Good vs bad examples

Good:

<string name="label_media_list_editor_watch_status">Watch Status</string>
<string name="title_profile_settings">Profile Settings</string>
<string name="placeholder_search_anime_manga">Search anime and manga...</string>
<string name="action_mark_as_watched">Mark as Watched</string>
<string name="error_authentication_failed">Authentication failed</string>

Bad:

<string name="medialist_editor_watch_status">Watch Status</string>  <!-- Missing prefix -->
<string name="profileSettingsTitle">Profile Settings</string>        <!-- CamelCase, wrong prefix -->
<string name="searchHint">Search anime and manga...</string>         <!-- Generic, unclear purpose -->
<string name="watchedButton">Mark as Watched</string>               <!-- Context unclear -->
<string name="authError">Authentication failed</string>             <!-- Too abbreviated -->

POEditor translator comments (required)

Always add an XML comment immediately before each string resource. POEditor displays these to community translators.
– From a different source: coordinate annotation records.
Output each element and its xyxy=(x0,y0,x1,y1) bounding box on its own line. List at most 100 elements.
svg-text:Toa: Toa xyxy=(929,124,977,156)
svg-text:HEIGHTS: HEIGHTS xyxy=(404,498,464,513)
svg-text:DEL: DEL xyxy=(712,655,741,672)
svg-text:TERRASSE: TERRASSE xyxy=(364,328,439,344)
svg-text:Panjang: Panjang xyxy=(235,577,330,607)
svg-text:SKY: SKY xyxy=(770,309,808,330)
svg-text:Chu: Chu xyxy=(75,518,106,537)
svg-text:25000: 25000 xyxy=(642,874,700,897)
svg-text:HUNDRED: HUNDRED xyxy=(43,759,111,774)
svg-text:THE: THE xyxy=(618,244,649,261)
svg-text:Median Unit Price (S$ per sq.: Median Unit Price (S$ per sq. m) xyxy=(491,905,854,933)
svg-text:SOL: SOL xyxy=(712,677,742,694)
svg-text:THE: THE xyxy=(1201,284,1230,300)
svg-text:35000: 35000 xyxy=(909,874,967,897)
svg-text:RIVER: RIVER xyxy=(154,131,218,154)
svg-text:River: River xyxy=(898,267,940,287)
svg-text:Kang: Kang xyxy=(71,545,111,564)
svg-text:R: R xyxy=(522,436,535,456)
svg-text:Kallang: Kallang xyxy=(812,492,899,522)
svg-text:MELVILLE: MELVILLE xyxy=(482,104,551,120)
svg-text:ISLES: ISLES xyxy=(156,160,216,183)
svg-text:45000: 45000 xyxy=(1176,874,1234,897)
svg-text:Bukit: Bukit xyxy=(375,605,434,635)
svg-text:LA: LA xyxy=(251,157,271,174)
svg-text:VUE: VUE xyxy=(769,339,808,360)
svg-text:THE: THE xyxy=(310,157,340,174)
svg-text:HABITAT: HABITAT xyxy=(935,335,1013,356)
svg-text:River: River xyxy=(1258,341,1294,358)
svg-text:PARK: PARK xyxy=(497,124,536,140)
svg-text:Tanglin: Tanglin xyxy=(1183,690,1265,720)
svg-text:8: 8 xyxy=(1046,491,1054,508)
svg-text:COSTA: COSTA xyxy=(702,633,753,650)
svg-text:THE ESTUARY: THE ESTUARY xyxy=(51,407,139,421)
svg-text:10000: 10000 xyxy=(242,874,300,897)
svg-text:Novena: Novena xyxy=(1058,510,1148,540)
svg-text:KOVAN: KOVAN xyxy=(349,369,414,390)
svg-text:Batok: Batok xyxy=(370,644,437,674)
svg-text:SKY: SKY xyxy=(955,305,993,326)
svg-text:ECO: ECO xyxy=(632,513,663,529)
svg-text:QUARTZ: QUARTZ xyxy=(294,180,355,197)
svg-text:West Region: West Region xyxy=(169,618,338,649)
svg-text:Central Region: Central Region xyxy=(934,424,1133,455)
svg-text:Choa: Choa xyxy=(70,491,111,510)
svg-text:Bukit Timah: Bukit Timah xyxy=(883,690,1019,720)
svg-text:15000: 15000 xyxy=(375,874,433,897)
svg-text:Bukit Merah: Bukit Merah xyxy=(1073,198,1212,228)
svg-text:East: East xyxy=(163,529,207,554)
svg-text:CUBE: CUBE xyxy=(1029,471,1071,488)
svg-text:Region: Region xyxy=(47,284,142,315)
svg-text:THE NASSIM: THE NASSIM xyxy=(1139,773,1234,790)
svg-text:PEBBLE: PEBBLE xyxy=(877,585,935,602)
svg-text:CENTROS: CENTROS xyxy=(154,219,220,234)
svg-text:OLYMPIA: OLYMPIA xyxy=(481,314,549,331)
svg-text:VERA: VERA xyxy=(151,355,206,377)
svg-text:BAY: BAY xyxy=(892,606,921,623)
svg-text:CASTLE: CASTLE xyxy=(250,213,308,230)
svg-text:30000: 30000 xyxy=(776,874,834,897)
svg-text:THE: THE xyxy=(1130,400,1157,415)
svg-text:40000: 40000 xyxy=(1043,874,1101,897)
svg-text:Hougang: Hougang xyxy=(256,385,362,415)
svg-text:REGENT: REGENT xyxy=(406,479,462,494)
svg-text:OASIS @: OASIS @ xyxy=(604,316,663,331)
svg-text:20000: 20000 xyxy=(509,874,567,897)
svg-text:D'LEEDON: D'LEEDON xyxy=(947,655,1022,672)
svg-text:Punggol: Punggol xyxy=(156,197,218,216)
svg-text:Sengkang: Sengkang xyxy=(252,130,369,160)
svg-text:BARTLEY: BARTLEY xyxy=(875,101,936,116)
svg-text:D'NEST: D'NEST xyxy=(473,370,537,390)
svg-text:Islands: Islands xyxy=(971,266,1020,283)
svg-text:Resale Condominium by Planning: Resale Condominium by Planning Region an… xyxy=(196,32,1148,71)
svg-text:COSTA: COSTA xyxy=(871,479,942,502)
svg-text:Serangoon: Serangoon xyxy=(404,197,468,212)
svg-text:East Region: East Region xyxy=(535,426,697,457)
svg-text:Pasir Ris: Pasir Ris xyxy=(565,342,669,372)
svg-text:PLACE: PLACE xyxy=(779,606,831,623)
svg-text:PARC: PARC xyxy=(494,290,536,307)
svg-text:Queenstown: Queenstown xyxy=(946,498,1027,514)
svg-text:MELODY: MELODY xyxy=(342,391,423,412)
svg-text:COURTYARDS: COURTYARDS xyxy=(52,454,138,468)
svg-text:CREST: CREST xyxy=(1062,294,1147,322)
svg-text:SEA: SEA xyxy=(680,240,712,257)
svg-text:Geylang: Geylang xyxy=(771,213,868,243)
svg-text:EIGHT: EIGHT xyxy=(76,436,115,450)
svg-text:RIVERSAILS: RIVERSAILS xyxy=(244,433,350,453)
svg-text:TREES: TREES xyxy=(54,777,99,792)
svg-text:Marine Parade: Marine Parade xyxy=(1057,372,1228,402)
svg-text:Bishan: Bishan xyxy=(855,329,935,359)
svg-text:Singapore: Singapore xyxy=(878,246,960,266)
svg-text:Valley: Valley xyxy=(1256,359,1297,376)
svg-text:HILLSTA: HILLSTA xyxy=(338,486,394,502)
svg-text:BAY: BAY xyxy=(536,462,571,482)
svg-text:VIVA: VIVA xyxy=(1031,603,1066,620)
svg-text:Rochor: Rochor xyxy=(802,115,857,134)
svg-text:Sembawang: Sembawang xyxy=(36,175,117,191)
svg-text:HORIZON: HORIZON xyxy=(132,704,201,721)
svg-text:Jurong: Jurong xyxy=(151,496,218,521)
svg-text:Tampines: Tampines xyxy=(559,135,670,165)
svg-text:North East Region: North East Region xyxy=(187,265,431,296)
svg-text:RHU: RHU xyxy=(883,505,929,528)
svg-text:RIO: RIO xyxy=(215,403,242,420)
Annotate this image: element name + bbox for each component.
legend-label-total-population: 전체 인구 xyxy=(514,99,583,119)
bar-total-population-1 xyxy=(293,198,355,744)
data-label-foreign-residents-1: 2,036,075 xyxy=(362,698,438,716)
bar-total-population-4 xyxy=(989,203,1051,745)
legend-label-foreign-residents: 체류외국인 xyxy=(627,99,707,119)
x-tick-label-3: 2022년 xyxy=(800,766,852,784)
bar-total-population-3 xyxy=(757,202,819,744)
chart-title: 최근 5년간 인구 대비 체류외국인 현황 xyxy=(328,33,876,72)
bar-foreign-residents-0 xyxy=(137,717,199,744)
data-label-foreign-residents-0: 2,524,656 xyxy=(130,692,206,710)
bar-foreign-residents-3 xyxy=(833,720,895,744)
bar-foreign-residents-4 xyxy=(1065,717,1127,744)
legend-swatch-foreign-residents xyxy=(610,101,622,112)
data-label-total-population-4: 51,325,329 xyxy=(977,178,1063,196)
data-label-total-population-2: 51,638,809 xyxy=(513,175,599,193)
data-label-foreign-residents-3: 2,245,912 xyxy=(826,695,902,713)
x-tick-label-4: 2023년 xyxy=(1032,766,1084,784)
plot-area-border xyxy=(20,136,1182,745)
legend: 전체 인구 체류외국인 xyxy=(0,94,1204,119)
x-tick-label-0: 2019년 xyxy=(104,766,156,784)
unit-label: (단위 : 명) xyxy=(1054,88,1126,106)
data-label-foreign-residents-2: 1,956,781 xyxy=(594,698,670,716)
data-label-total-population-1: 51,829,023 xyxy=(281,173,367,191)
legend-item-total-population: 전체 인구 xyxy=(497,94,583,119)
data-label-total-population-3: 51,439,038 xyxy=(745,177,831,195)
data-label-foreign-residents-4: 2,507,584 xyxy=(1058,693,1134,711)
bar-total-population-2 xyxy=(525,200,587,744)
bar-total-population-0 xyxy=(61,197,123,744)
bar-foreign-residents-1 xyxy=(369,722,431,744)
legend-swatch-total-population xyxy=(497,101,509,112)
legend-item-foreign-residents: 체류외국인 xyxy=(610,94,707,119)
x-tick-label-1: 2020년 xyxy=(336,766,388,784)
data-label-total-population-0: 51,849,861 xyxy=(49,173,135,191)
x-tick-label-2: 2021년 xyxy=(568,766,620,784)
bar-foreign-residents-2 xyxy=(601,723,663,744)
This is mandatory for every resource block in strings.xml that is newly added or modified in the current edit, including <string>, <plurals>, and <string-array>. A touched resource block is one resource element whose name, value, or attributes changed in the edit. Write one comment per resource element and do not share a comment across multiple resources.

Format:

<!-- Displayed when user hasn't set a rating yet -->
<string name="placeholder_media_score_section_rating">Not rated</string>

<!-- Button to save changes to user's anime/manga list -->
<string name="action_media_list_editor_save_changes">Save Changes</string>

<!-- Shows current episode progress out of total; %1$d is the current episode number -->
<string name="label_media_list_editor_progress_percentage" formatted="true">Progress %1$d%%</string>

Effective comment guidelines:

  • Context: where/when the string appears in the app.
  • Purpose: what action or information it represents.
  • Variables: what each %1$s / %1$d parameter means.
  • Tone: formal, casual, urgent, etc. if relevant.
  • Character limits: note UI space constraints when applicable.

Audit checklist

Use this checklist before finishing any strings.xml edit:

  1. Scan the touched file or edited block for uncommented resources.
  2. Add an XML comment immediately above every new or modified resource block.
  3. For formatted strings, explain each placeholder and any escaping requirements.
  4. Keep indentation and comment style consistent with the surrounding file.
  5. Re-read the edited section to confirm there are no trailing uncommented additions.

Migration guidelines

  • Prefer the new naming convention when updating existing string resources.
  • Add a replacement comment: <!-- Replaces old_string_name -->.
  • Update all code references when renaming a string.
  • Ensure plurals and translations follow the same naming pattern.

Common misses

  • Adding new strings at the bottom of a file without comments.
  • Documenting only the first string in a cluster of related additions.
  • Forgetting to explain %1$s, %2$d, or similar placeholders.
  • Using non-positional placeholders or incorrect escaping in translatable strings.
  • Leaving a literal apostrophe unescaped and only discovering it during AAPT resource flattening.
  • Writing copy that accidentally contains a \u sequence Android tries to interpret as an invalid Unicode escape.
  • Reaching for <plurals> when a quantity-neutral phrase would be safer.
  • Writing engineering notes instead of translator-facing context.